To Make an End is to Make a Beginning

"The end is where we start from" (T. S. Eliot, Little Gidding)

At this time of year "Valedictory" begins to appear as a way of describing events around the College. Resident students triumphed (at least over boredom) in "Survivor: Bulpadock", their imaginative approach to Valedictory Day activities, two weekends ago. An End of Year dinner provided a somewhat more formal setting for celebration, and last Sunday the End of Year service was the most reflective opportunity for departing resident students to mark this transition.

Similar activities are in mid-stream in the Theological School and yet to come for Foundation Studies students.

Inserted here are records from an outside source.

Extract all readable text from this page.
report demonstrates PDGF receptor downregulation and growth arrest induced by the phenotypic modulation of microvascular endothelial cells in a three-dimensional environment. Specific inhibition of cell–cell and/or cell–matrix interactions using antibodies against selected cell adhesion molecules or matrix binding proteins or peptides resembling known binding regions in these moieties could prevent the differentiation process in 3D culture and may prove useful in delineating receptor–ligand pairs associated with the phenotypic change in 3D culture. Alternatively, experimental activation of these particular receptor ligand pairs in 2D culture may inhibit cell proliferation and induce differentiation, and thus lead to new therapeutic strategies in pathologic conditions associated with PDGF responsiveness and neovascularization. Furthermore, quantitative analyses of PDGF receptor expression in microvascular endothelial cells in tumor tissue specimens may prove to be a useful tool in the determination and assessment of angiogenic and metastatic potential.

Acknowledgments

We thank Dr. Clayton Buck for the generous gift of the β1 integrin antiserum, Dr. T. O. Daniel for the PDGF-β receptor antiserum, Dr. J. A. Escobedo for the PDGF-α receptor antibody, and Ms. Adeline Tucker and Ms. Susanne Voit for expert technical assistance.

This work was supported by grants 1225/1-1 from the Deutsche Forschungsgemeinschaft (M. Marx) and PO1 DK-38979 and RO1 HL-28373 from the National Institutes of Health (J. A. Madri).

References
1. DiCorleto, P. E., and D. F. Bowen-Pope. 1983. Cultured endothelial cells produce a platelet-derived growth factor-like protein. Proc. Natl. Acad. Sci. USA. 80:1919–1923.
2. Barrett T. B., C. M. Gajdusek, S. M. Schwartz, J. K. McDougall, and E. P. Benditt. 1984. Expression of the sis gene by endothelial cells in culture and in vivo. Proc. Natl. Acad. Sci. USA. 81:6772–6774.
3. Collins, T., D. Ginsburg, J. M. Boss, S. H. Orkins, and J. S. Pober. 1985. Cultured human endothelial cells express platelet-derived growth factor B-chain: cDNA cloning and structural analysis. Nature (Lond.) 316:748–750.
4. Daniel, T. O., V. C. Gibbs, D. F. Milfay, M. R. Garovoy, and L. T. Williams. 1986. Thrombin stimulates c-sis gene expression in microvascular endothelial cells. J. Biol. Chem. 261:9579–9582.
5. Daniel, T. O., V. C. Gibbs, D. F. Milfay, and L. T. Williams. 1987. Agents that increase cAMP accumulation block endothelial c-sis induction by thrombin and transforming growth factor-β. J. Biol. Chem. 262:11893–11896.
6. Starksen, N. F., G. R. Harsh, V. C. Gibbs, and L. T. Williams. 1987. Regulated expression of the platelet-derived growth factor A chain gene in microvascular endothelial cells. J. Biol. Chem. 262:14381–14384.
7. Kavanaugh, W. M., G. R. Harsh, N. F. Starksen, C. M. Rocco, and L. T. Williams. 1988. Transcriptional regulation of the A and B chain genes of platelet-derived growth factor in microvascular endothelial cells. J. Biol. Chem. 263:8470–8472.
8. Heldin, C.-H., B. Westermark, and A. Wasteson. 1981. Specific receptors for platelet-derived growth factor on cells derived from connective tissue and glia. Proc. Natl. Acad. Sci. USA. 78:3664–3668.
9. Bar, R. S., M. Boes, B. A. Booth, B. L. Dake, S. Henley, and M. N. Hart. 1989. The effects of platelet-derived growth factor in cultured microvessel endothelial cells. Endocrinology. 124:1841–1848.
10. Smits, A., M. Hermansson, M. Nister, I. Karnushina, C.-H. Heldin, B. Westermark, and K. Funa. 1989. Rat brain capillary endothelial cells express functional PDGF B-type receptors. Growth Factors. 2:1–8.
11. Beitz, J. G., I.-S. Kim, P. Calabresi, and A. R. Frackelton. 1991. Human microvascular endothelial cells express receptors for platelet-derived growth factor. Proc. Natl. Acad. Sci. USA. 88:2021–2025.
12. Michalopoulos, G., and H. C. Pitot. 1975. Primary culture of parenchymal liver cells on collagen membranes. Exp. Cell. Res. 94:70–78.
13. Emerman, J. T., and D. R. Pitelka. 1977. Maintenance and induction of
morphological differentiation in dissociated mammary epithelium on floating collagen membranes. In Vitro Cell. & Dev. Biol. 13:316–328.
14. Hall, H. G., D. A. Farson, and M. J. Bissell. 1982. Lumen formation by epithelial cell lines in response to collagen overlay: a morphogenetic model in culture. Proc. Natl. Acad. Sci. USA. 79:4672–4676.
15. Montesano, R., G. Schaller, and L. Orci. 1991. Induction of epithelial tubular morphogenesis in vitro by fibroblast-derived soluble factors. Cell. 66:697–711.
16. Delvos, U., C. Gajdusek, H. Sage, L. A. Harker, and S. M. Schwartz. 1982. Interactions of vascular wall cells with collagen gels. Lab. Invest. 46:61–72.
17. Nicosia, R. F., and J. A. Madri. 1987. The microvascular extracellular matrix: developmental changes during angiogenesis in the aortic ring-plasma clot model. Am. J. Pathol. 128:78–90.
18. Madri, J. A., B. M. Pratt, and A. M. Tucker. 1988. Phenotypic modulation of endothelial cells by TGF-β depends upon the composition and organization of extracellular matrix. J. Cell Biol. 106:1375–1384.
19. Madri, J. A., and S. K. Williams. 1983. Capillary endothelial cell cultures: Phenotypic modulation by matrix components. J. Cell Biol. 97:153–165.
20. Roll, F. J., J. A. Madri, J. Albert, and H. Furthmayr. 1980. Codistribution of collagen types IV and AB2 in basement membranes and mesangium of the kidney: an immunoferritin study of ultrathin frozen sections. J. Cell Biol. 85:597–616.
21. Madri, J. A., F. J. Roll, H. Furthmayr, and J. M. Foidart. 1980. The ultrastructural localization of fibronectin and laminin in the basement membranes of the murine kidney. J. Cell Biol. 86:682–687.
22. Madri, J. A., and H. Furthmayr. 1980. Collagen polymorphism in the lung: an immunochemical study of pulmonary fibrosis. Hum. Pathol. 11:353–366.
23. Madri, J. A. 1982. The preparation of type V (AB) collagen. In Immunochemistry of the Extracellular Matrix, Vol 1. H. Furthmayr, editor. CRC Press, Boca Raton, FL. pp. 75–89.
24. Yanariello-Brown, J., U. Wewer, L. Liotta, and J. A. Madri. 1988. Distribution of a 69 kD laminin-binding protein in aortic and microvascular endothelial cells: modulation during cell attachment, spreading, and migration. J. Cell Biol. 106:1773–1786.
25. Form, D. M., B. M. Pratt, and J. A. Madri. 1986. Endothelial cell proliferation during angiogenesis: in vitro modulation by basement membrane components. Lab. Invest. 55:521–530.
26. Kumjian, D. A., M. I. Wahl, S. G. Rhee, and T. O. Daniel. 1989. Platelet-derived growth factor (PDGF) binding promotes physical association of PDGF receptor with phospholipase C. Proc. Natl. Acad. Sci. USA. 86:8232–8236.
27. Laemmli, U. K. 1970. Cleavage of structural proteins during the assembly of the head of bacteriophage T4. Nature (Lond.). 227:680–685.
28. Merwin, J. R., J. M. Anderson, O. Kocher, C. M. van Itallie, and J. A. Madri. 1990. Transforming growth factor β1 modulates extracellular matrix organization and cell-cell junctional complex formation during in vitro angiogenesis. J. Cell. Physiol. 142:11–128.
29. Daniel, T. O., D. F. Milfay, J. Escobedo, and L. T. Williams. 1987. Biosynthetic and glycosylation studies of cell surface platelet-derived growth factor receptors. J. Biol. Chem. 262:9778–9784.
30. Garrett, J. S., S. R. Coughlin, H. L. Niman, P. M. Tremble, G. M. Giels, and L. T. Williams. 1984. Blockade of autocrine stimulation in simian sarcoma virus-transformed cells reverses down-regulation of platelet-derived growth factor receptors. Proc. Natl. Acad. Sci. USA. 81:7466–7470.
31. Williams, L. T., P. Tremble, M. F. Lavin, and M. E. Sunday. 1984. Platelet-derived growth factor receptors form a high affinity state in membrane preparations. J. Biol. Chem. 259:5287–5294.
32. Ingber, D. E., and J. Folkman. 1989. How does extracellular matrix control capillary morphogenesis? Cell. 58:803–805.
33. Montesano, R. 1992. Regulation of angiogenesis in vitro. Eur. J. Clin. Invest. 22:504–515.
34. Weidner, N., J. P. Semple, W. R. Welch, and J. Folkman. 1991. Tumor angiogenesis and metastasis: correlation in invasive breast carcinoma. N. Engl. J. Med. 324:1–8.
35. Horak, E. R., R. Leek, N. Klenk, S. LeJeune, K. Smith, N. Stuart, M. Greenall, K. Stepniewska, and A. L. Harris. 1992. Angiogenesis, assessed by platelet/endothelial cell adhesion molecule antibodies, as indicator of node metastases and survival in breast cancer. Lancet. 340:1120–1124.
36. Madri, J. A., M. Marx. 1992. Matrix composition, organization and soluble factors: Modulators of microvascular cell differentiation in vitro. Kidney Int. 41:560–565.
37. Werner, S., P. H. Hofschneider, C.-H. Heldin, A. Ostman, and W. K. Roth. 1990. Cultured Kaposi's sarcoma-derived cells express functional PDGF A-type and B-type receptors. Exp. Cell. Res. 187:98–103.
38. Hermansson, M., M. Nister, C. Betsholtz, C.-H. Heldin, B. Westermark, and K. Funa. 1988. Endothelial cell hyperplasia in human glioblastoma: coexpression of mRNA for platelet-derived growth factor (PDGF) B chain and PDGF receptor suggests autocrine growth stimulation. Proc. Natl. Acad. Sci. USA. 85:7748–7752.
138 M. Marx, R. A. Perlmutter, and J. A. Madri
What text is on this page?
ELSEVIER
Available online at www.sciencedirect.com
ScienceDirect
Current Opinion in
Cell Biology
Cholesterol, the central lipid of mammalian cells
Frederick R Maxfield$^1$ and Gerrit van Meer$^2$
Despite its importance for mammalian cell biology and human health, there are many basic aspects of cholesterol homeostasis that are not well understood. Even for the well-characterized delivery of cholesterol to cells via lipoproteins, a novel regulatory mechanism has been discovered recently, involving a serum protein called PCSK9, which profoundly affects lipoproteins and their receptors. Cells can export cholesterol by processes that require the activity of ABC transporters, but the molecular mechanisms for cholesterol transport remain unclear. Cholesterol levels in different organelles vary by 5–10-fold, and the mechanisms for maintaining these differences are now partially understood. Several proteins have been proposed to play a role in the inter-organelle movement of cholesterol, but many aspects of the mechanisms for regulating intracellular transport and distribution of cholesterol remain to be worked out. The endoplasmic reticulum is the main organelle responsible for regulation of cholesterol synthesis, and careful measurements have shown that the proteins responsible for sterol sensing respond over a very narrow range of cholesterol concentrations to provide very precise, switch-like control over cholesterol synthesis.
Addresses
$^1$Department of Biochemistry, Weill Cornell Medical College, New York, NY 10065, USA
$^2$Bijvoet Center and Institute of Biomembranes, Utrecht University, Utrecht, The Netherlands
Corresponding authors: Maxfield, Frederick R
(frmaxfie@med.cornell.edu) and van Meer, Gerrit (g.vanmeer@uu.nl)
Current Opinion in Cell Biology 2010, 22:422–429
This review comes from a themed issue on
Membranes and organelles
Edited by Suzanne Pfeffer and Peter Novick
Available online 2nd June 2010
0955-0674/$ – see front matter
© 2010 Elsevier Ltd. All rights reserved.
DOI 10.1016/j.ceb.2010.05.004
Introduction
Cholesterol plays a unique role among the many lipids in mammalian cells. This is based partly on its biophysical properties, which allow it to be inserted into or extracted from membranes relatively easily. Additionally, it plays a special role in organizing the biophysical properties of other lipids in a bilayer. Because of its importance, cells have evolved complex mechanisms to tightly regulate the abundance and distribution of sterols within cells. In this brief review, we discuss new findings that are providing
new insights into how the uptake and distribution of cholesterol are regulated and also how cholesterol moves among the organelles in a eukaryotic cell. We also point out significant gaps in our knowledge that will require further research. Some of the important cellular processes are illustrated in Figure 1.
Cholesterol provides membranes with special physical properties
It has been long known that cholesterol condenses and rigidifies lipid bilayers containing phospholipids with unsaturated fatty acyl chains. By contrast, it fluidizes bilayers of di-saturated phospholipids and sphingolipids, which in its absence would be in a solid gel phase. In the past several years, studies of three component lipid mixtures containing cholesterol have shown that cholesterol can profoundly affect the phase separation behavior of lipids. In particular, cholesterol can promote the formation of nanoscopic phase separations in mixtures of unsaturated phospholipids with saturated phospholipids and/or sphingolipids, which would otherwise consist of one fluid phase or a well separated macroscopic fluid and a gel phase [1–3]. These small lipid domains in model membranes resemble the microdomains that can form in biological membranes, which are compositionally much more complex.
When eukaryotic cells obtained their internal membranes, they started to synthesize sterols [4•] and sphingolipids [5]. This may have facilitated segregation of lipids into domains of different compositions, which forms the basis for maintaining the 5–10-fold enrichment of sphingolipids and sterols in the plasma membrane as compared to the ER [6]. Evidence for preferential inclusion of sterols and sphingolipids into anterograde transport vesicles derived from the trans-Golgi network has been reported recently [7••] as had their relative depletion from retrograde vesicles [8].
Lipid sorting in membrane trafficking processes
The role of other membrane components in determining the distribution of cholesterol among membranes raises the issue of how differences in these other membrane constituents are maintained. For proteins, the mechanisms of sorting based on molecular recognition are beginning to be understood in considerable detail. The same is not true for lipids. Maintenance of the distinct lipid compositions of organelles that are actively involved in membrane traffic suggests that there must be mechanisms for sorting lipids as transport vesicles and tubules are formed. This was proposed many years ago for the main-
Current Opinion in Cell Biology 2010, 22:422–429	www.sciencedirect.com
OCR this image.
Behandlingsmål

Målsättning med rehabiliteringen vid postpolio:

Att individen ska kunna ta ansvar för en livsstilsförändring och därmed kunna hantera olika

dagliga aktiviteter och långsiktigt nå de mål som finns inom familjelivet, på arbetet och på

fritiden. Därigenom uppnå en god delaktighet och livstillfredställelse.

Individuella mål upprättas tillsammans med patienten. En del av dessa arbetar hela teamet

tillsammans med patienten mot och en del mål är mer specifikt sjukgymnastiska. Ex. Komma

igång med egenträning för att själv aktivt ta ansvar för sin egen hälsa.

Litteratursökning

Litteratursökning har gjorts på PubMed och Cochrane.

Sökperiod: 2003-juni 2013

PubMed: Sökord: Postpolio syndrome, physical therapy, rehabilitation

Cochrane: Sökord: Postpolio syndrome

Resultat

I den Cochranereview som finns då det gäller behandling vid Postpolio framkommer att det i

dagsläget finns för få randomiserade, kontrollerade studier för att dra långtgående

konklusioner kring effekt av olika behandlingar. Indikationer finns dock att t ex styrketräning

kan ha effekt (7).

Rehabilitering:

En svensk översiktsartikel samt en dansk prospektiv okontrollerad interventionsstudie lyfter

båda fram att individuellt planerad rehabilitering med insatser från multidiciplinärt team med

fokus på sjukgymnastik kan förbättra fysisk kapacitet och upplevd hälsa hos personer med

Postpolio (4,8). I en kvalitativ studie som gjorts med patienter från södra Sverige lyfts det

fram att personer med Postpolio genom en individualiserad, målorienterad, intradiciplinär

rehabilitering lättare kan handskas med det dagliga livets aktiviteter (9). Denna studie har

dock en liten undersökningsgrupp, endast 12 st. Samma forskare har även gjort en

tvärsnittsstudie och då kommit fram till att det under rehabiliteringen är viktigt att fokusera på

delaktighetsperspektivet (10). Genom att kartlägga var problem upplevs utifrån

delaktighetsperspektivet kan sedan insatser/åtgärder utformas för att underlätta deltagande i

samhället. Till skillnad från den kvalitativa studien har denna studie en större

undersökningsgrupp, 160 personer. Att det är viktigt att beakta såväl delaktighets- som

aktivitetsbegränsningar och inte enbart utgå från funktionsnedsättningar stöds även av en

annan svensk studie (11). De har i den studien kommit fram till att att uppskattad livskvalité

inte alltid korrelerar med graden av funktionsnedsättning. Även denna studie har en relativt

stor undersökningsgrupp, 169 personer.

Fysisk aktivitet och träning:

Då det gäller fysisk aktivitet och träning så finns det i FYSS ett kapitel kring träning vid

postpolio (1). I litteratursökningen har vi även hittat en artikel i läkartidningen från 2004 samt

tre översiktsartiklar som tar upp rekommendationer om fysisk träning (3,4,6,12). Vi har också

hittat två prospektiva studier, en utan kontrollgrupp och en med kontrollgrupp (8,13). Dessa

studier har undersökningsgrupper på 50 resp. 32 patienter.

All these festivities mark departures. I have noted before that a College such as this exists to send people away - hopefully after years of work, play and reflection, with deeper experience and higher aspirations.

One particularly important departure is Peter Tregear's. After two years of outstanding service to the College as Dean, Peter is to step down early in 2008 to pursue his academic research and teaching. In 2006 and 2007 Peter has initiated and overseen key events and programs that have expressed the highest aspirations of the College. This year's Caldwell Lectures were in quite different areas, exploring history, art and law; yet the presence at Trinity of world-class historians Richard Evans and David Starkey was also a sign of Peter Tregear's imagination and commitment.

Other of his initiatives have been musical, not surprisingly - the initiative of making the prize-winning TinAlley String Quartet our "Quartet in Residence" is an obvious example. Peter's immediate attention will go to his continuing role as a Fellow in the Faculty of Music at the University of Melbourne.

I know you will join me in wishing Peter and our departing students well, even as we strive to maintain the standards of excellence and imagination they have set for us. Farewells are inevitably tinged with sadness, but it is good for us to celebrate them as we do. They are, after all, really beginnings. I also know well from experience that Trinity has a way of calling us back!